WatchGuard Blog

How to Be on Your CSO’s Cybersecurity Nice List

The holidays are here, and it’s the time of year when we all want to be on the “Nice List” While this is an enjoyable time of year for gift giving and gift receiving, it’s essential to do everything possible to stay on your CSO’s nice list. No one wants a cybersecurity lump of coal! Ensuring you’re on the nice list and not the naughty list can come down to a few simple tasks that keep your security in a safe space.


  • Use a hard-to-guess password/passphrase and another form of identification (ex: push notifications, biometrics, MFA) to protect your password information.
  • Immediately report all suspicious activity and cyber incidents to your manager and ISO/designated security representative.
  • Double-check the sender’s email and URL before clicking links. Don’t fall for a phishing attempt.
  • Locking devices before leaving them unattended. It takes a few moments for an unattended device to be compromised. Keep a close eye on devices and protect them when in public areas. 
  • Utilize a password manager. Keeping your sensitive data in one safe place makes it easier on you and harder for hackers to make their way into your information.
  • Work with your security service provider to get the most out of your security potential. MSPs and MSSPs want to help keep you on the nice list, not your IT team’s naughty list.

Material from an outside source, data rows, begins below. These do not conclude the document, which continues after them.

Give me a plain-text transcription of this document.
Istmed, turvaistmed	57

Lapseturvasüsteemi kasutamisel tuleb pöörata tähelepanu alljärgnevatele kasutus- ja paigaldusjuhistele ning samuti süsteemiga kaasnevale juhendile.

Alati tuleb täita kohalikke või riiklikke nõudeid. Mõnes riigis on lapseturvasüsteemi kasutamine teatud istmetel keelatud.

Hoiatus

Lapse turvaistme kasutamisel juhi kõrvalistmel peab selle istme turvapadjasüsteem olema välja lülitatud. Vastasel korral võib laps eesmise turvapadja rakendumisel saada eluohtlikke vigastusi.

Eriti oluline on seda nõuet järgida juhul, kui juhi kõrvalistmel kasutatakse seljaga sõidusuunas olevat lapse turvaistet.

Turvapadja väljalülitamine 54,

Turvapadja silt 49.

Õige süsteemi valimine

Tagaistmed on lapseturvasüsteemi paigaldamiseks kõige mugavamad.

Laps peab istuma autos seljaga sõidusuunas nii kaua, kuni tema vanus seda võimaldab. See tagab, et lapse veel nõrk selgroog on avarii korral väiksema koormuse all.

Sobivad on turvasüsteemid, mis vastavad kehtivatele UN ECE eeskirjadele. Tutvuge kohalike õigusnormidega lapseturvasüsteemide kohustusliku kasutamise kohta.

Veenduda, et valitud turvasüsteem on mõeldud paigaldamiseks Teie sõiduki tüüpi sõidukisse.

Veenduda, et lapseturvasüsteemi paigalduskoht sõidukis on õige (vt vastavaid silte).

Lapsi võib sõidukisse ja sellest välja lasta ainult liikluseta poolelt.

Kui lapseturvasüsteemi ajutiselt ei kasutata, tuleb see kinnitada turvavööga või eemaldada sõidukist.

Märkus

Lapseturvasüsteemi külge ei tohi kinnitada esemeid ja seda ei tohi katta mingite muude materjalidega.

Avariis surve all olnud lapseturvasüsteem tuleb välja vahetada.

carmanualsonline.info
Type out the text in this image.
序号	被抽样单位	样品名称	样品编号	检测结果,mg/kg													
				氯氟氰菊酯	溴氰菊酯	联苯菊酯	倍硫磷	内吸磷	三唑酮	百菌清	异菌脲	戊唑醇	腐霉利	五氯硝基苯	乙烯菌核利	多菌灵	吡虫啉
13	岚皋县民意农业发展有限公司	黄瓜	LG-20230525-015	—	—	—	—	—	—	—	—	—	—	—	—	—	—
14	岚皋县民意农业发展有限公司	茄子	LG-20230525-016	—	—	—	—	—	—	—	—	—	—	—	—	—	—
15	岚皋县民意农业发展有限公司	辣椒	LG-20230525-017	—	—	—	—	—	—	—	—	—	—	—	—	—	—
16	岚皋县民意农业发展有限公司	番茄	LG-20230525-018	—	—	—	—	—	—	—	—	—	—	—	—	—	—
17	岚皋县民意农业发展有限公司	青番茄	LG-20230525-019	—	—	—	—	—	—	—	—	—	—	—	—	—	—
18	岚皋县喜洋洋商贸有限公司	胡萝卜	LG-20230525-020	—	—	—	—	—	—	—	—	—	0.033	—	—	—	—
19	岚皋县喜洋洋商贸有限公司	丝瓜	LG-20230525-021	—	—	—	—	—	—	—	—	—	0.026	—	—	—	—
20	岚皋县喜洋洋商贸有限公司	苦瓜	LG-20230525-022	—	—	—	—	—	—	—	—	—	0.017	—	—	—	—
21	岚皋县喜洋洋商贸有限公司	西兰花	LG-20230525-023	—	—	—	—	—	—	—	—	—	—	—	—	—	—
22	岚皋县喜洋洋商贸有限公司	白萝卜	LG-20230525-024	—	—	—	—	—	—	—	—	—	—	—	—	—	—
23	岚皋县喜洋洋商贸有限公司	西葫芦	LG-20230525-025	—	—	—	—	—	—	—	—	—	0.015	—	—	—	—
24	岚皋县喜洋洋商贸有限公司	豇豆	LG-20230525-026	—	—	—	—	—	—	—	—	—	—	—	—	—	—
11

  • Leaving sensitive information (ex: written list of passwords) lying around. You don’t want a lump of coal. Keep your sensitive information away from compromised areas.
  • Posting private or sensitive information, such as credit card numbers, passwords, or other private information, on public sites, including social media sites. Unfortunately, hackers are lurking and waiting for users to leave their information out in the open.
  • Leaving unlocked devices unattended in public. Your local coffee shop might be super cozy, but that doesn’t mean it’s a good place to leave an unlocked laptop or tablet.
  • Clicking links from unknown sources. We all want to open presents this time of the year, but make sure you are opening the right presents and the correct links.
  • Using unsecured public Wi-Fi without a corporate VPN. Holiday travel is unavoidable for many, so it’s critical only to use a VPN when possible.
  • Plugging a random USB into a laptop. Protect yourself with simple measures. Assume a zero-trust approach to your security, and don’t use random USBs.